Rotella on McIlroy: “I want him playing with the joy he played with when he was a kid”
Michael Jordan’s luxury Florida golf club is so exclusive it boasts just 75 members.
So what better place than The Grove XXIII - nicknamed Slaughterhouse XXIII so often does Jordan gut his rivals financially with his clubs - or Rory McIlroy to sit down post-Masters with Dr Bob Rotella to talk through the mental tenets he must master if he’s to make the latter half of his career as successful as the first.
If this is The Last Dance for the pride of Holywood, he’s going to give it his all, and after sitting face to face in a room for eight hours, he unquestionably laid the foundations for his first win for 18 months in the Wells Fargo Championship at Quail Hollow and what he hopes will be an end to a near seven-year Major drought in this week’s PGA Championship at Kiawah Island.
The Grove XIII is so exclusive, it’s where Phil Mickelson will take up membership when he completes his move from California to Florida. After all, you can’t walk 10 yards at The Bear’s Club, where McIlroy and Shane Lowry are members, without tripping over a fellow PGA Tour pro.
Jordan built a course tricked up to give him an advantage in those famous big money matches he loves with fairways narrowing considerably the further you drive the ball.
A Jordan win is almost a sure thing but betting how many Majors McIlroy will win is a risky business.
Can he match Seve Ballesteros and James Braid with five? Will he tie Nick Faldo’s six or even overtake the great Harry Vardon and win eight?
Who knows? But after finally seeking out Rotella and explicitly asking questions about how he helped Pádraig Harrington and Darren Clarke win their Majors, McIlroy has arguably made a more valuable addition to his team than Pete Cowen providing he stays the course.

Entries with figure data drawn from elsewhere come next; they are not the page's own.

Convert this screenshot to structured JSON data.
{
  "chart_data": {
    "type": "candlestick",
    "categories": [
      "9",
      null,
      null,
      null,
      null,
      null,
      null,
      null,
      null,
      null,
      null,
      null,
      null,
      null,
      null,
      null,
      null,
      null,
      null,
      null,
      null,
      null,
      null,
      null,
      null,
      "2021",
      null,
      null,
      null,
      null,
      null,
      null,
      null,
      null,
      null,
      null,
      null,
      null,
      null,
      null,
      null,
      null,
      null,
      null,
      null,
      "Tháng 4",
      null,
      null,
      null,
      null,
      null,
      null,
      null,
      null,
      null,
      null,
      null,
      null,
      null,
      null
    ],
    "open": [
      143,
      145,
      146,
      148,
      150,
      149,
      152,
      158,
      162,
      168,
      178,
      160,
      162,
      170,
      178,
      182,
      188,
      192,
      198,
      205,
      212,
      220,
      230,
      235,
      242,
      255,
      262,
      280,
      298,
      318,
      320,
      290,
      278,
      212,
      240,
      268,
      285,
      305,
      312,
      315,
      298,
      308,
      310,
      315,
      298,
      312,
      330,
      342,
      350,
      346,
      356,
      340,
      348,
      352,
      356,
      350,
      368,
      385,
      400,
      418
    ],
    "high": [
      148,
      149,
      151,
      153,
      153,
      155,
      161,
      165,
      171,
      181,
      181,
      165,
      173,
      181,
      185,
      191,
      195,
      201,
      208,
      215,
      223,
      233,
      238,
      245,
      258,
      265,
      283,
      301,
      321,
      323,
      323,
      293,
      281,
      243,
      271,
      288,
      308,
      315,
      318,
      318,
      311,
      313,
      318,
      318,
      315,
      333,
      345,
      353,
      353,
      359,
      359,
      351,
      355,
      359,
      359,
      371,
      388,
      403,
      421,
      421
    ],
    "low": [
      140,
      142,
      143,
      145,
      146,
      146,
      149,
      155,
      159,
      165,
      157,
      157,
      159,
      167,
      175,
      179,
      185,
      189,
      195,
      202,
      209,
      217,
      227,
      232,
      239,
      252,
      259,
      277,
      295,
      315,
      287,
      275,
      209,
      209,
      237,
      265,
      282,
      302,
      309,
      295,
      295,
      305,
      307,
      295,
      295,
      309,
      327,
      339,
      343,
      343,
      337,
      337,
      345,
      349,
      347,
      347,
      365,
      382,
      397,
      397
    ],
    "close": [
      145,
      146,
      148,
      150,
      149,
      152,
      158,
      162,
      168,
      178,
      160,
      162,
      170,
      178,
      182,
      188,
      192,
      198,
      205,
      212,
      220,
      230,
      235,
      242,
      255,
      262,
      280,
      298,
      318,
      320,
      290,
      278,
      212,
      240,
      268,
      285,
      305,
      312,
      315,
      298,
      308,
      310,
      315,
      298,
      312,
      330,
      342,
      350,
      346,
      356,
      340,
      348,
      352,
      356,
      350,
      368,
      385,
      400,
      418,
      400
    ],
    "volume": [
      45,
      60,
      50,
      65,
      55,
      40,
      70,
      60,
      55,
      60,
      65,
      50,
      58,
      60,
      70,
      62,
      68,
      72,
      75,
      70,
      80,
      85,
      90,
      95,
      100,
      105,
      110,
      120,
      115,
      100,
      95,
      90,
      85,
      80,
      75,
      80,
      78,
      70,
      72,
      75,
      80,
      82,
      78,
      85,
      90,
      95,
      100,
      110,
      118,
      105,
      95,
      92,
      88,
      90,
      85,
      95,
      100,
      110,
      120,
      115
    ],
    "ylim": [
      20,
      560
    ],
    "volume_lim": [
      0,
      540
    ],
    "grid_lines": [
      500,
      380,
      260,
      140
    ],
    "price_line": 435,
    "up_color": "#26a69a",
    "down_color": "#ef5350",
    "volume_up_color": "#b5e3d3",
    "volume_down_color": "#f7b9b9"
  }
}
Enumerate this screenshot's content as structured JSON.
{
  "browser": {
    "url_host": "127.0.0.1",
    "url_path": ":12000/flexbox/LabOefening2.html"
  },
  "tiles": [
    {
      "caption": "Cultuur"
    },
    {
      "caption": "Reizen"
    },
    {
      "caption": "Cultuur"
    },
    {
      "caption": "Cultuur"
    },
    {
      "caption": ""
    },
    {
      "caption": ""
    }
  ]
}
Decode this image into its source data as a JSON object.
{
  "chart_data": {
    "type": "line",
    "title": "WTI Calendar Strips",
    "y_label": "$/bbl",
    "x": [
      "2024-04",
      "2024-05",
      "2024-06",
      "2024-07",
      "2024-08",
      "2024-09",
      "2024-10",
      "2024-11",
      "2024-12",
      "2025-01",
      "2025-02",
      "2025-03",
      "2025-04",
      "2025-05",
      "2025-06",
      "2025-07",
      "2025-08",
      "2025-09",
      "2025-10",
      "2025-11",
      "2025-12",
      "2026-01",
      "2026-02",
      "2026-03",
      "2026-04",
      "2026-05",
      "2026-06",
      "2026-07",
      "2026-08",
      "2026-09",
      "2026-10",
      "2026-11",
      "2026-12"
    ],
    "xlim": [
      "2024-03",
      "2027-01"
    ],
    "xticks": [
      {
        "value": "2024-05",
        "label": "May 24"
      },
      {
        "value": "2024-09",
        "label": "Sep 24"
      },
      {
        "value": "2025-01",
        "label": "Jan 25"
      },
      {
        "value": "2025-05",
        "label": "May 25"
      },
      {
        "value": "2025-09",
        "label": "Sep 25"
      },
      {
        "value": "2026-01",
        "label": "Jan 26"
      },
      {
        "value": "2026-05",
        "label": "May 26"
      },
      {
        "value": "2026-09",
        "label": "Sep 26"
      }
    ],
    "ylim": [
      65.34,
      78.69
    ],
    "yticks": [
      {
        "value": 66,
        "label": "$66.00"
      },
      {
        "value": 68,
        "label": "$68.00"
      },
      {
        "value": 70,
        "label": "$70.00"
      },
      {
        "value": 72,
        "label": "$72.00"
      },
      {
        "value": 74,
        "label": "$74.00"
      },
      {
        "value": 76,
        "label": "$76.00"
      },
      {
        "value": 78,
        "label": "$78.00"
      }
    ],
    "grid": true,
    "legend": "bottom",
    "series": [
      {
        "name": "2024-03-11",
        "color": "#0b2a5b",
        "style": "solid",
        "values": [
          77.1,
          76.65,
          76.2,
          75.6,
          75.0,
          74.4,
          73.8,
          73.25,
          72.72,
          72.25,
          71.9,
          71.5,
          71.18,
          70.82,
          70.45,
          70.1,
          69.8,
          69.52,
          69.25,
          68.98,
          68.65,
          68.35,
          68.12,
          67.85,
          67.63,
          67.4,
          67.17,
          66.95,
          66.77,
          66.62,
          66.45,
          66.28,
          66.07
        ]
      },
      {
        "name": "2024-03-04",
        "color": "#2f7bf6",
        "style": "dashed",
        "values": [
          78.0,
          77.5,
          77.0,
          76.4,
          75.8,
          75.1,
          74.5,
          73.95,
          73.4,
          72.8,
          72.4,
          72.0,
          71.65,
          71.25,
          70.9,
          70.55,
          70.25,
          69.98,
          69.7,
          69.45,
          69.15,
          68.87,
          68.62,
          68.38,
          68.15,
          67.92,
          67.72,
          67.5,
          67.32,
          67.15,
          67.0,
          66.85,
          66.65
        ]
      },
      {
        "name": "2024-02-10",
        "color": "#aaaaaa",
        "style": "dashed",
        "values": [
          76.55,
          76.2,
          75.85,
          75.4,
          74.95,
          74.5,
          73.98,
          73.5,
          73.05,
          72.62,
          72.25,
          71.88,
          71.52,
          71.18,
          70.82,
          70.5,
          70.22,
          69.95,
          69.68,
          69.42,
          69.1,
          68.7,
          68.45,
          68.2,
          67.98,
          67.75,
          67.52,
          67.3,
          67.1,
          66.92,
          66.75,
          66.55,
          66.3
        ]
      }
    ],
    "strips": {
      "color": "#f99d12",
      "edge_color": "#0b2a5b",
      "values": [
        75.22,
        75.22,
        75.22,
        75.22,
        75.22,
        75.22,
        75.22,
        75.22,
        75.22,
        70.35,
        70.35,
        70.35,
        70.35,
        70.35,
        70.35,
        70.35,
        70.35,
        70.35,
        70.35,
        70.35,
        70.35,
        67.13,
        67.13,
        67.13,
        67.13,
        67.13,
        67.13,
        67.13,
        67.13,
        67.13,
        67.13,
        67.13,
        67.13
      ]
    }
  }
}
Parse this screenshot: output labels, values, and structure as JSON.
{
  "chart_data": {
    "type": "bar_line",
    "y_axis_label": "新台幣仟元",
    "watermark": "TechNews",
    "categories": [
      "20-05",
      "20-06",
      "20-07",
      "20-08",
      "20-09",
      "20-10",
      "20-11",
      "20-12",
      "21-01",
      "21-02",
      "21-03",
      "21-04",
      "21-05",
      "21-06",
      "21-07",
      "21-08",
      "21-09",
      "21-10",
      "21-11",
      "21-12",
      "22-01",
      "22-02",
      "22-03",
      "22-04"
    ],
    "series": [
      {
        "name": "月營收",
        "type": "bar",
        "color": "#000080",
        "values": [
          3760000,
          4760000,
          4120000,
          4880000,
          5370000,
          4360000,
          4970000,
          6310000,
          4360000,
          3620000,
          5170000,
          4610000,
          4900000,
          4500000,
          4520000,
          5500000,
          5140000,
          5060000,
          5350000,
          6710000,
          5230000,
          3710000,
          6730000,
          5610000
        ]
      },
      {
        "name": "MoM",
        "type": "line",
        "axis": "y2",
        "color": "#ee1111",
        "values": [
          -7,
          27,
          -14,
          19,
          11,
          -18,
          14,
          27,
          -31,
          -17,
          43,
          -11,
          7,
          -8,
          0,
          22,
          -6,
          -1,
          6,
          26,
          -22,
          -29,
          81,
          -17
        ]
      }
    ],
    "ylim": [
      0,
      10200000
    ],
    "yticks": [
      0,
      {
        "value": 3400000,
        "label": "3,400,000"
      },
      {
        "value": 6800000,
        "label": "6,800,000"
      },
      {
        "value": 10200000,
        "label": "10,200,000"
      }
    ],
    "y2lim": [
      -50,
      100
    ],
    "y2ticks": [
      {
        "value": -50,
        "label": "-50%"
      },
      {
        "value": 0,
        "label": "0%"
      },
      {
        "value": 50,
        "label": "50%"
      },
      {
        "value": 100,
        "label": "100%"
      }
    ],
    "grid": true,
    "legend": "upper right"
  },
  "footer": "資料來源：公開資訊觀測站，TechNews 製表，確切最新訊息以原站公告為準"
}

Unsurprisingly, Rotella’s message is the same as the one he gave Harrington (and Clarke), and that’s to forget about perfection and put all his focus on loving the objective of this maddening game - putting the ball in the hole.
“They’re both talented both have a lot of expectations and big ideas,” Rotella said of McIlroy and Harrington, Irish golf’s most successful golfers of all time. “To me, what was wonderful about last week was Rory had an okay ball-striking week but not a great week. To hit three fairways and win, to me, that’s really playing golf.
“As you get better and better and have higher expectations, you think the only way you can win is just to pure it and hit every ball where you’re looking. But the bottom line is most of the time when you win is when you’re not feeling that great. For me, really playing golf is hitting it, finding it and getting it in the hole. I thought he did just a great job of having fun doing that last week, and that’s how you win a lot of golf tournaments.”
Rotella, the secret to getting McIlroy back in track is persuasion him to cast off all expectations and play for the pure childish joy of playing the game.
“I think Rory got back to having fun playing golf last week,” Rotella said of Quail Hollow. "He decided, 'I’m going to pick a target, see the shot and commit to it and wherever it goes, I’ll accept it, hit it and get it in the hole.' It sounds pretty simple, but it obviously isn’t that easy to do. When you’re in that state of mind, it’s amazing how suddenly your short game comes to life.”
Course management was a big part of the McIlroy-Rotella summit but so too were expectations and the importance of turning the clock back to zero, especially this week.
“I always say it starts all over again every week and every day,” Rotella explained. “Everybody is now talking about his win, and they‘ll be all excited about him going to the PGA to a course in Kiawah Island where he’s won, and there will be expectations.
“But he’s got to go to the first tee and throw the expectations in the trashcan and say to himself, I’ve got to get my head in the same place every time I tee it up, in the next tournament and then for the rest of the year and then in the Ryder Cup and then every major he plays this year and for the rest of his life. I don’t care if he does any more than he did with his attitude last week. But the challenge is to be an every day player. Getting in that place every day, that’s what’s hard.
“No one is so talented they can win not being in the right place. Players of his level are not out there filled with doubt and scared to death. We’re talking about a little bit of not being in the right place versus being in a great state of mind.
“You could see all day on Sunday, and all week at Quail Hollow, there was no hanging the head. His head was up, and he was having a good time, and he was playing golf.”
As for the pressure of going seven years without winning a Major, they spoke little.
“This is what people find hard to understand,” Rotella explained. "I’m not too concerned about what players have been doing in the past, and I don’t spend a lot of time telling them what they’re doing wrong.
“I say, look here’s what I know and you’ve got a put your personality on it. I want him playing with the joy he played with when he was a kid. I told him, you’ve got to go out there and have fun playing the game you say you love.”
Rotella chuckles down the line when asked if he has high hopes for McIlroy’s Major quest this summer.
“Why not?” he said, still laughing. “I probably had before I sat down with him. He’s pretty good. If he gets in the state of mind he was in last week and does it regularly, great things will happen for him.
“He has a lot of talent, and when he gets out of his way, there’s a good chance of good stuff happening.”